The introduction of the “weed pass” in Amsterdam will lead to the closure of almost all the coffeeshops in the centre of the Dutch capital. Jan Goos of the Organisation of Cannabis Sellers (BCD) claims this will be disastrous for the Dutch capital’s tourism industry.
The introduction of an obligatory membership card available only to Dutch citizens for people wishing to buy cannabis at a coffeeshop is intended to put an end to “drugs tourism”. This is a particular problem in the south of the Netherlands where large numbers of customers regularly cross the borders from Belgium, Germany and France. The regulation has already been in force in 3 southern provinces since May of this year. It is scheduled to take effect in Amsterdam and the rest of the country on January 1st 2013.
According to figures from the Amsterdam Bureau for Tourism, at least 25 percent of the more than 6 million foreigners who come to the capital annually visit a coffeeshop once or more during their stay. T he BCD claims many of these people will stay away if they are unable to buy a joint legally.
Amsterdam newspaper Het Parool also found that only an estimated ten percent of Dutch Amsterdammers who regularly visit coffeeshops would be willing to register as official members.

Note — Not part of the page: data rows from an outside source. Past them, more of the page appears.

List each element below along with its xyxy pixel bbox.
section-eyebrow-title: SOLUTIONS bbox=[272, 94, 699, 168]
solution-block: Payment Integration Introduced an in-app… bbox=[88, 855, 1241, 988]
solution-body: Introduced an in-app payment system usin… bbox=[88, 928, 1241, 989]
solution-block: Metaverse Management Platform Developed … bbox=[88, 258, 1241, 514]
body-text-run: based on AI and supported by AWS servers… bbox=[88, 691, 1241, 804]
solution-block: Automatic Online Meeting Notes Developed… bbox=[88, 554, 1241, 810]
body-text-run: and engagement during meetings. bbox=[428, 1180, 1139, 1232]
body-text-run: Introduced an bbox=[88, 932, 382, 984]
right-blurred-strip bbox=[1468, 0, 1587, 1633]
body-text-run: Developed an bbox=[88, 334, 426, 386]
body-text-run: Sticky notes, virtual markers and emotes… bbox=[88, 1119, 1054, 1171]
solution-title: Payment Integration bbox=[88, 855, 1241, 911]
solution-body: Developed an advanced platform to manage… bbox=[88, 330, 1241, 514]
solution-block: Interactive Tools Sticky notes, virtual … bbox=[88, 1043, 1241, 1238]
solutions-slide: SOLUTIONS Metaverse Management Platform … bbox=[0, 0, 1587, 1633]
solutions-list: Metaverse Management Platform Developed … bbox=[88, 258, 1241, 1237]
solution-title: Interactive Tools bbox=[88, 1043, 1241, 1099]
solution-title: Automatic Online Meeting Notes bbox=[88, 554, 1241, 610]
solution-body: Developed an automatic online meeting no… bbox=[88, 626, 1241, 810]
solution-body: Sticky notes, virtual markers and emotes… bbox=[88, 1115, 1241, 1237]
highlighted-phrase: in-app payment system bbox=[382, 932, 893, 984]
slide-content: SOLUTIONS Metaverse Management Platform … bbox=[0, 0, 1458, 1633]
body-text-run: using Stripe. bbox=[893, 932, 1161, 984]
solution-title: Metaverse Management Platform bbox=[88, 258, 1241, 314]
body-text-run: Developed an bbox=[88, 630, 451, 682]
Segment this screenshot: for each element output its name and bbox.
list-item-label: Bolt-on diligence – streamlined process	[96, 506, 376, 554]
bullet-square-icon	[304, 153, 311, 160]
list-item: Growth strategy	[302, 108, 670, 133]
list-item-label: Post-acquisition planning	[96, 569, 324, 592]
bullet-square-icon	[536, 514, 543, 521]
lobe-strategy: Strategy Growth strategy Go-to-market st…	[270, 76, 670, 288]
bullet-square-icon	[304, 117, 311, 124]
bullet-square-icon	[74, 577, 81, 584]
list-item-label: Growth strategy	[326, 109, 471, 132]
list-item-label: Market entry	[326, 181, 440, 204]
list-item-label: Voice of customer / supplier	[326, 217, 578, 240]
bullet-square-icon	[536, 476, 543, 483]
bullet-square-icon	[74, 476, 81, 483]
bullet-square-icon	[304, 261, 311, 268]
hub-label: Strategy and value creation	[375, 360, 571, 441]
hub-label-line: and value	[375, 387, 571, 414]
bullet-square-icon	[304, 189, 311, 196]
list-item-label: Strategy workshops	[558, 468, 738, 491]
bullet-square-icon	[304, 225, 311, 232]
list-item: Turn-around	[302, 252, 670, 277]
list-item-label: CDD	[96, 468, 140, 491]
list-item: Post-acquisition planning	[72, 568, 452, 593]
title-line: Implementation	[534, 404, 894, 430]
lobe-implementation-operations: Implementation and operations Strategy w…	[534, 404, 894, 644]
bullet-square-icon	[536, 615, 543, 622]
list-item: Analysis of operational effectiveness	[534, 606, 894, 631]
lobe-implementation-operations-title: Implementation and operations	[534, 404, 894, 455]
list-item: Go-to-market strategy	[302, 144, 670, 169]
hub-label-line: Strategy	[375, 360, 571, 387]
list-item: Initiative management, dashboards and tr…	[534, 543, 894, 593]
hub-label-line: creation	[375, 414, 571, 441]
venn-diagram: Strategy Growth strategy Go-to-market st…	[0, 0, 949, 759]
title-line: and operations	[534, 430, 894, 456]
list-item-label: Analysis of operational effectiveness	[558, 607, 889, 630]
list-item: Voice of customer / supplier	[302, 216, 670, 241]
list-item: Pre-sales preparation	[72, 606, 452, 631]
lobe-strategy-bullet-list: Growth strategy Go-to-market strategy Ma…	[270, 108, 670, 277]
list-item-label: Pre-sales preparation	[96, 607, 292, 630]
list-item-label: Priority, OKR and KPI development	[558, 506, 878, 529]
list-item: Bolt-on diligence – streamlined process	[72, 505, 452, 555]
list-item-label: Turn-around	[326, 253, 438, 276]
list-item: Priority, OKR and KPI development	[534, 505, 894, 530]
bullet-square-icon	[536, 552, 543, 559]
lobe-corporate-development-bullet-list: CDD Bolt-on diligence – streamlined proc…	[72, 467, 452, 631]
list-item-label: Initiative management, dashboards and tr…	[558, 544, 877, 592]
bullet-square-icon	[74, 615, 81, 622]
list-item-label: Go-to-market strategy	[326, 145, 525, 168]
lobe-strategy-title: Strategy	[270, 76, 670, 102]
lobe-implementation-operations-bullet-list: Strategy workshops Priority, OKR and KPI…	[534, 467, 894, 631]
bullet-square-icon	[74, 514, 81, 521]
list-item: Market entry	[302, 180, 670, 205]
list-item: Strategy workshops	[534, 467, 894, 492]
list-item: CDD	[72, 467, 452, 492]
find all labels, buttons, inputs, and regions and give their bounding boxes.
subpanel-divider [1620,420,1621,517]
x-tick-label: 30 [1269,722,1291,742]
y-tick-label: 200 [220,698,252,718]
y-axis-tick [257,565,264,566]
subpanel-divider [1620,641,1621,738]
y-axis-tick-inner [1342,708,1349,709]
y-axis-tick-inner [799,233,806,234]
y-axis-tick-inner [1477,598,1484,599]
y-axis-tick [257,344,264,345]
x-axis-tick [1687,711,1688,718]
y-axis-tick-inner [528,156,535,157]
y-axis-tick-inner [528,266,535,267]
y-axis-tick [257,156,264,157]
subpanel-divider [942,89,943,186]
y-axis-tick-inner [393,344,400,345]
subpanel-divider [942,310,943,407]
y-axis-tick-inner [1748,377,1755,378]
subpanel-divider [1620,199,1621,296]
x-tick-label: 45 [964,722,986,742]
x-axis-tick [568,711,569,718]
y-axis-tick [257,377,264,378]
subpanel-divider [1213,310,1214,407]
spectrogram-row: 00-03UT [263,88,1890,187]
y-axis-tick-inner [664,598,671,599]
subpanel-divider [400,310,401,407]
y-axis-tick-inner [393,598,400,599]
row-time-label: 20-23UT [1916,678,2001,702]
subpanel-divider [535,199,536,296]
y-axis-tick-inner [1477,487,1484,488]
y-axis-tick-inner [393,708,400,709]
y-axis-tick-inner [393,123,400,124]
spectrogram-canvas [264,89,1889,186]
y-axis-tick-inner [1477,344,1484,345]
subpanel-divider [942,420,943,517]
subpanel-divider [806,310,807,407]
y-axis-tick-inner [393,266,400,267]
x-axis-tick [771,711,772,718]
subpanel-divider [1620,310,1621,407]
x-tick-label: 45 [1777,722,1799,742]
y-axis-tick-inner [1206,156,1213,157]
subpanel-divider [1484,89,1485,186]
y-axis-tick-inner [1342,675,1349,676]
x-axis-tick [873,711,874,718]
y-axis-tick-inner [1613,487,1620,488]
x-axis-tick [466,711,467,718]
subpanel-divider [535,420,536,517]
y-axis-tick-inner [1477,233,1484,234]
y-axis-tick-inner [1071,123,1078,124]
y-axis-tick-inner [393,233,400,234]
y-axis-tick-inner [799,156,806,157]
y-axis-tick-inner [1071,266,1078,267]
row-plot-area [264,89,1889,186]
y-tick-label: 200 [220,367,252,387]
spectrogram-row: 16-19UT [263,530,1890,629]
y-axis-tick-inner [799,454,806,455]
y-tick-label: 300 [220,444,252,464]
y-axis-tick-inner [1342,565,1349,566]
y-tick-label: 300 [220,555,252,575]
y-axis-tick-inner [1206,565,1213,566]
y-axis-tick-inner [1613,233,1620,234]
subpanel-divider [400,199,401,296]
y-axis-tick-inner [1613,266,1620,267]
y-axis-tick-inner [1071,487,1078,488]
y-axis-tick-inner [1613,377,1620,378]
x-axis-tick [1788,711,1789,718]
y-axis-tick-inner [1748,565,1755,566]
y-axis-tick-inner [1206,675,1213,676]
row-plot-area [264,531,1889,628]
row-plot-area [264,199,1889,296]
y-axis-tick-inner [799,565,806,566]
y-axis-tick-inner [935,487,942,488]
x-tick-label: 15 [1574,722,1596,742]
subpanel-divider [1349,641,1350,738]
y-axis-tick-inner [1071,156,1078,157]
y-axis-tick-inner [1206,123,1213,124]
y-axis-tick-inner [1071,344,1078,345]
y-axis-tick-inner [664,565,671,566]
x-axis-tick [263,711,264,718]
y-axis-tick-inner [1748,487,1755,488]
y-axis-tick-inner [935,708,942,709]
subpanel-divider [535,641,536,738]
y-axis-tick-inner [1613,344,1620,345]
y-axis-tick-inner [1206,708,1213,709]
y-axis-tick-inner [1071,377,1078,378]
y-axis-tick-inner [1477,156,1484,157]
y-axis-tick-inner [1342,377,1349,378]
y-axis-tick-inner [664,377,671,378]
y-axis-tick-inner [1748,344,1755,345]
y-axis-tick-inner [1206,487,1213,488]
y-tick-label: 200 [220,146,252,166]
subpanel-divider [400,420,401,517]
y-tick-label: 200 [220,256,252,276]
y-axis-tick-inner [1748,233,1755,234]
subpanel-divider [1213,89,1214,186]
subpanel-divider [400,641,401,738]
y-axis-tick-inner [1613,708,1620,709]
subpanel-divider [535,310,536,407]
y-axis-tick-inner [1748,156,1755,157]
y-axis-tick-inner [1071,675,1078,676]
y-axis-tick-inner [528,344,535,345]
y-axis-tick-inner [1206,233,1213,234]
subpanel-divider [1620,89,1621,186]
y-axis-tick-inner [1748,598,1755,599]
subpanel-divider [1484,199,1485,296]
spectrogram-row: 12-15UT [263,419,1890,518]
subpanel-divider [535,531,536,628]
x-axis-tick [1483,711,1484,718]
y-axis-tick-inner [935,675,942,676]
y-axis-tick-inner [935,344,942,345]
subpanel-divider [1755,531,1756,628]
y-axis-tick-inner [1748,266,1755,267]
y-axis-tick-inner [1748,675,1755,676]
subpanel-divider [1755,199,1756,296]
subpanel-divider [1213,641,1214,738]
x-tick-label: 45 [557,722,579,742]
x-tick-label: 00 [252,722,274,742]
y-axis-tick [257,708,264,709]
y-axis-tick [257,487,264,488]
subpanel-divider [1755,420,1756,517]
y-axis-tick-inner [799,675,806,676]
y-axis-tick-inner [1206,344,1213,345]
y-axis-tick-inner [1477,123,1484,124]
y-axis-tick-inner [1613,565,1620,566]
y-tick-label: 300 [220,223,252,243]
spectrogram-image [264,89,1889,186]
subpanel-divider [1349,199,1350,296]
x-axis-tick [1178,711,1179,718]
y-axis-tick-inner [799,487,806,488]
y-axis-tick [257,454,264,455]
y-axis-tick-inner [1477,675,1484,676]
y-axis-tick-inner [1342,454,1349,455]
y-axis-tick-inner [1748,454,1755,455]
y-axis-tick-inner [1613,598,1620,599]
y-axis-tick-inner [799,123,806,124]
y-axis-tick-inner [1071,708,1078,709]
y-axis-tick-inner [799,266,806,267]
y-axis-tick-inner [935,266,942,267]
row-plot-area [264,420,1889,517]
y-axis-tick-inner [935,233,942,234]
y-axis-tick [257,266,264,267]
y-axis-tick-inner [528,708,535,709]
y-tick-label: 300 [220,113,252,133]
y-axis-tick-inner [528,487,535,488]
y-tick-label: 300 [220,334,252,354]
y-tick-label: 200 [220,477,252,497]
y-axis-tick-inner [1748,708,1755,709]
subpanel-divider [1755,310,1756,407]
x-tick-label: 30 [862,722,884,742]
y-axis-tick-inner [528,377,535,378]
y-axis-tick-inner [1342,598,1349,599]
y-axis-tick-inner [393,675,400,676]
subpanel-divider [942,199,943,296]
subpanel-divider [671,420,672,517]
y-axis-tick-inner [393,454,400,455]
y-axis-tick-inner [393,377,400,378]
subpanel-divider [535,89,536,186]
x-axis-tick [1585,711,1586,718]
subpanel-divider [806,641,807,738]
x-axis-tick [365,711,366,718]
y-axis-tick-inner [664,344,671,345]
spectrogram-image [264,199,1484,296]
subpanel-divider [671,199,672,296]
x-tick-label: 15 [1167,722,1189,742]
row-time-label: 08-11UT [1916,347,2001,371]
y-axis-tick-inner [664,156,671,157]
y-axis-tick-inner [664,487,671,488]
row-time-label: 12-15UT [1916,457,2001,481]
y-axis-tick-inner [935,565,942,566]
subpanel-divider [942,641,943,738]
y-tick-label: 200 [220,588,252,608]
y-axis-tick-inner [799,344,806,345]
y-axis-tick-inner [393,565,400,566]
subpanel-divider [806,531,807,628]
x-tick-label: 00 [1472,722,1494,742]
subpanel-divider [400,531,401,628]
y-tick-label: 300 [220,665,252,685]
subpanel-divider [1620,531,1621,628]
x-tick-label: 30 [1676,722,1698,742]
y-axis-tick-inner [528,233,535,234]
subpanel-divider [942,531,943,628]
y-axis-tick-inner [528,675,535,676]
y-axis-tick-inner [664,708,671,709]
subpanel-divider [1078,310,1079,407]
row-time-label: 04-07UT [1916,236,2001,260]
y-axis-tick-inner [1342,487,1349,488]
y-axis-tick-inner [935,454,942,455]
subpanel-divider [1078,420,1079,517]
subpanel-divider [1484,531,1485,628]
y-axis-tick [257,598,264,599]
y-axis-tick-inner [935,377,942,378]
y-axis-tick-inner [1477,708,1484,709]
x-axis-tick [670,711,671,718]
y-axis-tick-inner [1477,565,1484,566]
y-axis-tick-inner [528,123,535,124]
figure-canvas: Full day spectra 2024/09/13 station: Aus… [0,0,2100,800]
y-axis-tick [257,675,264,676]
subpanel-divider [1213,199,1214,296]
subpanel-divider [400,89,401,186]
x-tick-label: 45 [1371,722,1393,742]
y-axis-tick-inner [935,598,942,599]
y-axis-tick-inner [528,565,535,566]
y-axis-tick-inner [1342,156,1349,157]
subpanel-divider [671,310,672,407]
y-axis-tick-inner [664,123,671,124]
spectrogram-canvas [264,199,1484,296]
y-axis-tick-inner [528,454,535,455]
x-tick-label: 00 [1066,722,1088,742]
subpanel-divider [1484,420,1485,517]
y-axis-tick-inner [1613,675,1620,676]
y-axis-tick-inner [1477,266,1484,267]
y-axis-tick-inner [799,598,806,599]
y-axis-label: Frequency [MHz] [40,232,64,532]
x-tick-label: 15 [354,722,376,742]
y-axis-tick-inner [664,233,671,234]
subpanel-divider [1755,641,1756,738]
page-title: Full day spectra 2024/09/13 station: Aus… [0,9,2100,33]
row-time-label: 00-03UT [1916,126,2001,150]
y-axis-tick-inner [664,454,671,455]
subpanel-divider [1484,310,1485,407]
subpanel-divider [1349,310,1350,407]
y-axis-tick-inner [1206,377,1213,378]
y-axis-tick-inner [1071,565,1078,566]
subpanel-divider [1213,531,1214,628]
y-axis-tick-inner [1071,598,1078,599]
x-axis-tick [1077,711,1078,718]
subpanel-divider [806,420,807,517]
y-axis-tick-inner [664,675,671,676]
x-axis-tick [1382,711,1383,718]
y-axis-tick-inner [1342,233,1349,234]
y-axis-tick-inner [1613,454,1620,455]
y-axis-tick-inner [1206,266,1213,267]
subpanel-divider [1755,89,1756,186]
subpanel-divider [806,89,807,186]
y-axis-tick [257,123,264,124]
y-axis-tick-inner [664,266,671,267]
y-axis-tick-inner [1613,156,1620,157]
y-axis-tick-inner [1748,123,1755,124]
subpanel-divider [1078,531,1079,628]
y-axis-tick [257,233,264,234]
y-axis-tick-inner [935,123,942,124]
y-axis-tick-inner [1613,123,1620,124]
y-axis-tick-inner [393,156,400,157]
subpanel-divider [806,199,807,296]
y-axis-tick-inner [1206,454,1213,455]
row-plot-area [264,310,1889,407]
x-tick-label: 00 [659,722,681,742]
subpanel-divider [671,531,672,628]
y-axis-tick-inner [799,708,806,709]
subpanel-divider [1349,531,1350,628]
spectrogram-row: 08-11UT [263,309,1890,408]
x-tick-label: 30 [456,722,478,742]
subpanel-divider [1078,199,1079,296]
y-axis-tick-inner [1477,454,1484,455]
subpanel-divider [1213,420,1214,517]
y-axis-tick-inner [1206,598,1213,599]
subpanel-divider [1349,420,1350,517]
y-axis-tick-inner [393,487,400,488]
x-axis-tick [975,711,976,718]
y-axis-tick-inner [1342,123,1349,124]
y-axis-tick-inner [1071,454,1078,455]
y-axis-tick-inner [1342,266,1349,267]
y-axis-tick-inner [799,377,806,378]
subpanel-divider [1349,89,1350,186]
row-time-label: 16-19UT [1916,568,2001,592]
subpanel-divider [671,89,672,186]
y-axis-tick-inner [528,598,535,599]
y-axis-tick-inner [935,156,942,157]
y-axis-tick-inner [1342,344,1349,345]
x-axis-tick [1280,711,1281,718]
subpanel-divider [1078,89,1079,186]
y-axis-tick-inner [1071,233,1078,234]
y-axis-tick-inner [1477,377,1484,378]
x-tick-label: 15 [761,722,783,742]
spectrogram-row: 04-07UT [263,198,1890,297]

The Amsterdam city council is currently discussing with the Justice Minister the possibility of making an exception to the regulations for the capital. The council fears the restrictions will lead to a dramatic increase in the illegal street sale of cannabis. Police in Limburg announced earlier this week that 386 people had been arrested for buying or selling cannabis since the introduction of the weed pass in the province in May.